3 Main Types Of Paranoia

3 Main Types Of Paranoia

The cause of paranoia is unknown but genetics are thought to play a role. Treatment depends on the condition diagnosed as its cause and may include treatment by psychological therapy or medication.

Paranoia is the irrational and persistent feeling that people are “out to get you” or that you are the subject of persistent, intrusive attention by others.

Paranoia is associated with three principal conditions:

Paranoid schizophrenia – is considered the most severe type. It is characterized by strange delusions, such as believing that one’s thoughts are being broadcast over the radio.

Hallucinations, especially bizarre ones, are also common to the condition. A person with paranoid schizophrenia often finds the world confusing and functions poorly without treatment.
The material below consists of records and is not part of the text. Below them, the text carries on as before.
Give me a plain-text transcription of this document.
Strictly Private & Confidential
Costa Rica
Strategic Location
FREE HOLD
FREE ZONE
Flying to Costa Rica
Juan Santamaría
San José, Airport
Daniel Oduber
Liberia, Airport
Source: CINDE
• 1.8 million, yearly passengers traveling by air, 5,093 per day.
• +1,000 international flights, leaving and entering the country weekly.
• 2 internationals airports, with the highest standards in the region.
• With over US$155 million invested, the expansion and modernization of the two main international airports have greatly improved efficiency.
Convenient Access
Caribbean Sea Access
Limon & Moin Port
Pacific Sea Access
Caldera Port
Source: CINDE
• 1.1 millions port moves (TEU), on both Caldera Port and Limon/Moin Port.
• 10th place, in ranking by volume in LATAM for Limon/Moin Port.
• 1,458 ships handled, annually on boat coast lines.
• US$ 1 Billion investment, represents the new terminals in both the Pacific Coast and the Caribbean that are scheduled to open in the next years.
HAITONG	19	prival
Paranoid personality disorder – is considered the mildest type. Most people with paranoid personality disorder function well despite their mistrust of the world. The attitudes and behaviors associated with this disorder, when they become obvious, are often discovered to have been present for much of the person’s life.

Delusional (paranoid) disorder – characterized by the dominance of one delusion (false belief) without any other sign of mental illness. The person’s behavior depends on which delusion they have.

For example, a person who has a delusion of persecution believes that other people are spying on them or plotting to harm them in some way. Stalking can be the result of delusional (paranoid) disorder – for example, the person believes they are in a relationship with a movie star they have never met. In another case, a person may imagine they have a terrible illness, despite repeated reassurance from doctors.


Treatment depends on the type and severity of the condition but may include:

Medications – anti-anxiety drugs or antipsychotic drugs can ease some of the symptoms. However, a person with paranoia may often refuse to take medication because they are afraid it will harm them.

Therapy – this can help the person cope with their symptoms and may improve their ability to function. However, a person with paranoia is unlikely to talk openly and freely to a therapist, so progress can be extremely slow.

Coping skills – other treatments aim to improve the person’s ability to function socially. Options may include relaxation therapy, techniques to reduce anxiety, and behavior modification.

Hospital admission – in severe cases, the person may need to stay in a hospital until the condition causing paranoia stabilizes.

While there is no absolute cure for the conditions that cause paranoia, treatment can help the person cope with their symptoms and live a happier, more productive life.


The condition causing paranoia can be difficult to diagnose because an exaggerated sense of mistrust is common in a range of mental disorders and also occurs in some people with dementia. Another difficulty is that a person who has paranoia may avoid doctors, hospitals, and other medical settings for fear of being harmed. Main Types Of Paranoia.